Abstract

SUMMARY Fluid flow in the Earth’s crust plays an important role in a number of geological processes. In relatively tight rock formations such flow is usually controlled by open macrofractures, with significant implications for ground water flow and hydrocarbon reservoir management. The movement of fluids in the fractured media will result in changes in the pore pressure and consequently will cause changes to the effective stress, traction and elastic properties. The main purpose of this study is to numerically examine the effect of pore pressure changes on seismic wave propagation (i.e. the effects of pore pressures on amplitude, arrival time, frequency content). This is achieved by using dual simulations of fluid flow and seismic propagation in a common 2-D fracture network.
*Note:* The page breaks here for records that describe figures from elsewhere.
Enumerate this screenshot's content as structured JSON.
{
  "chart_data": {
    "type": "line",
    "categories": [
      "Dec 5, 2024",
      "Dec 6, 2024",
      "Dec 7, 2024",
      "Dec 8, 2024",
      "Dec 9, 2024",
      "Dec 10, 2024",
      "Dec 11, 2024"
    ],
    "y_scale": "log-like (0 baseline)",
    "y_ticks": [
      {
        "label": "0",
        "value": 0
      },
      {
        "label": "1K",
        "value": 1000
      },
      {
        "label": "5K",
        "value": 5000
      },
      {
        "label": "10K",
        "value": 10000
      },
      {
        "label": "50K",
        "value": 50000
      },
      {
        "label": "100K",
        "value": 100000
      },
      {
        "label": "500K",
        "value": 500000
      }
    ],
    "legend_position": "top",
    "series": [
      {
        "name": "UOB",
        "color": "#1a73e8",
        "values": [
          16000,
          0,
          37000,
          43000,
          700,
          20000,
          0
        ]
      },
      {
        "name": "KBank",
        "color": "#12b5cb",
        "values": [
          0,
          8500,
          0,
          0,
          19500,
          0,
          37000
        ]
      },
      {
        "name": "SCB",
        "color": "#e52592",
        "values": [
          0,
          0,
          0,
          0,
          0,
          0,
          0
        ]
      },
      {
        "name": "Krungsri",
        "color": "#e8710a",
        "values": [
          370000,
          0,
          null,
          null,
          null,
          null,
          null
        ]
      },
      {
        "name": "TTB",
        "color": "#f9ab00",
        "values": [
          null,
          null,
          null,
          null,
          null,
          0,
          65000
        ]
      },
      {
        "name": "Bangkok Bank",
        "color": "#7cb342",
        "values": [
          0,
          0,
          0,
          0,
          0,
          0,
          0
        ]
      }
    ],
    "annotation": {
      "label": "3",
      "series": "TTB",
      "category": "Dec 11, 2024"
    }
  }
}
Note that the dual simulations are performed separately as the coupled simulations of fluid flow and seismic wave propagations in such fracture network is not possible because the timescales of fluid flow and wave propagation are considerably different (typically, fluid flows in hours, whereas wave propagation in seconds). The flow simulation updates the pore pressure at consecutive time steps, and thus the elastic properties of the rock, for the seismic modelling. In other words, during each time step of the flow simulations, we compute the elastic response corresponding to the pore pressure distribution. The relationship between pore pressure and fractures is linked via an empirical relationship given by Schoenberg and the elastic response of fractures is computed using the equivalent medium theory described by Hudson and Liu. Therefore, we can evaluate the possibility of inferring the changes of fluid properties directly from seismic data. Our results indicate that P waves are not as sensitive to pore pressure changes as S and coda (or scattered) waves. The increase in pore pressure causes a shift of the energy towards lower frequencies, as shown from the spectrum (as a result of scattering attenuation). Another important observation is that the fluid effects on the wavefield vary significantly with the source‐receiver direction, that is, the azimuth relative to the fracture orientation. These results have significant implications for the characterization of naturally fractured reservoirs using seismic methods, and may impact on experimental design to infer such attributes in a real reservoir situation, particularly in acquiring time-lapse seismic data.